Ford’s shake-up proves Detroit is facing mounting pressure from Silicon Valley

Ford’s replacement for CEO Mark Fields speaks volumes about Detroit’s tense relationship with Silicon Valley.

Board member Jim Hackett, the head of Ford’s unit overseeing autonomous driving, will take Fields’ place as a sign of shareholders itch to ensure it doesn’t fall behind in the race to develop mobility services of the future.

But the move also speaks to inevitable disruption where Detroit must either align with tech companies and split the self-driving-tech pie or stick to its guns and build a solution in-house, but risk losing out.

Detroit and Silicon Valley are in a complex situation when it comes to self-driving tech.

On one hand, tech companies can’t compete with legacy automakers when it comes to the difficult task of manufacturing vehicles and meeting the strict standards set by regulators.

But on the other, Detroit has struggled to acquire the AI talent necessary to create fully driverless vehicles that can navigate difficult urban environment on the same timeline as major tech players like Waymo, the self-driving company spun out of Google’s parent company.

We’ve already seen that dichotomy play out: Apple ditched its car efforts to focus on software and GM spent $US581 million to acquire startup Cruise Automation.

When it comes to the Big 3, GM and Fiat Chrysler have arguably hedged their bets better than Ford.

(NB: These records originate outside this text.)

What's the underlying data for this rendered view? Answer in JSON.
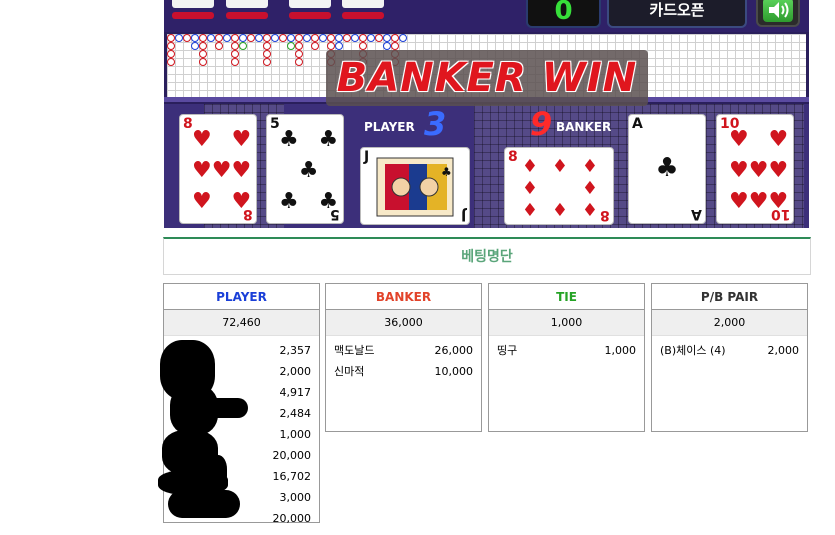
{
  "game": {
    "counter": "0",
    "card_open_label": "카드오픈",
    "banner": "BANKER WIN",
    "player_label": "PLAYER",
    "player_score": "3",
    "banker_label": "BANKER",
    "banker_score": "9",
    "player_cards": [
      {
        "rank": "8",
        "suit": "♥",
        "color": "red"
      },
      {
        "rank": "5",
        "suit": "♣",
        "color": "black"
      },
      {
        "rank": "J",
        "suit": "♣",
        "color": "black"
      }
    ],
    "banker_cards": [
      {
        "rank": "8",
        "suit": "♦",
        "color": "red"
      },
      {
        "rank": "A",
        "suit": "♣",
        "color": "black"
      },
      {
        "rank": "10",
        "suit": "♥",
        "color": "red"
      }
    ]
  },
  "bet_list": {
    "title": "베팅명단",
    "columns": [
      {
        "name": "PLAYER",
        "color": "#1a3fd8",
        "total": "72,460",
        "rows": [
          {
            "user": "",
            "amount": "2,357"
          },
          {
            "user": "",
            "amount": "2,000"
          },
          {
            "user": "",
            "amount": "4,917"
          },
          {
            "user": "",
            "amount": "2,484"
          },
          {
            "user": "",
            "amount": "1,000"
          },
          {
            "user": "",
            "amount": "20,000"
          },
          {
            "user": "",
            "amount": "16,702"
          },
          {
            "user": "",
            "amount": "3,000"
          },
          {
            "user": "",
            "amount": "20,000"
          }
        ]
      },
      {
        "name": "BANKER",
        "color": "#e2432a",
        "total": "36,000",
        "rows": [
          {
            "user": "맥도날드",
            "amount": "26,000"
          },
          {
            "user": "신마적",
            "amount": "10,000"
          }
        ]
      },
      {
        "name": "TIE",
        "color": "#25a325",
        "total": "1,000",
        "rows": [
          {
            "user": "띵구",
            "amount": "1,000"
          }
        ]
      },
      {
        "name": "P/B PAIR",
        "color": "#333333",
        "total": "2,000",
        "rows": [
          {
            "user": "(B)체이스 (4)",
            "amount": "2,000"
          }
        ]
      }
    ]
  }
}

In addition to its acquisition of Cruise Automation, GM invested $US500 million in Lyft so it has access to a pre-existing ride-hailing network to roll out a fleet of autonomous cars. Although GM is using Silicon Valley tech and talent to its advantage, it’s continuing to keep development in-house and compete head-on with Waymo and Tesla.

Fiat Chrysler, meanwhile, has sent over 500 Chrysler Pacifican minivans to Waymo for its self-driving test fleet and is rumoured to be collaborating on a robot taxi service. FCA CEO Sergio Marchionne is willing to bet on Waymo’s competitive advantage and bridge the gap between Detroit and West Coast tech elites.

That leaves us with Ford.

Fields’ big move as CEO was investing $US1 billion in startup Argo AI as part of a talent grab to expedite its self-driving-car efforts. But the company lacks the same big-name alliances as GM and FCA to provide Wall Street with the confidence that it will be a leader in the space.

With Hackett at the helm, Ford said it will look to further align itself with Silicon Valley, Chairman Bill Ford said during a Monday press call.

“One of the things we haven’t talked about is Jim’s deep knowledge of Silicon Valley,” he said.

“You know that Silicon Valley culture is certainly different than industrial midwest… and to see Jim navigate that so well but to be held in such high regard there made a high impression on me,” Ford continued.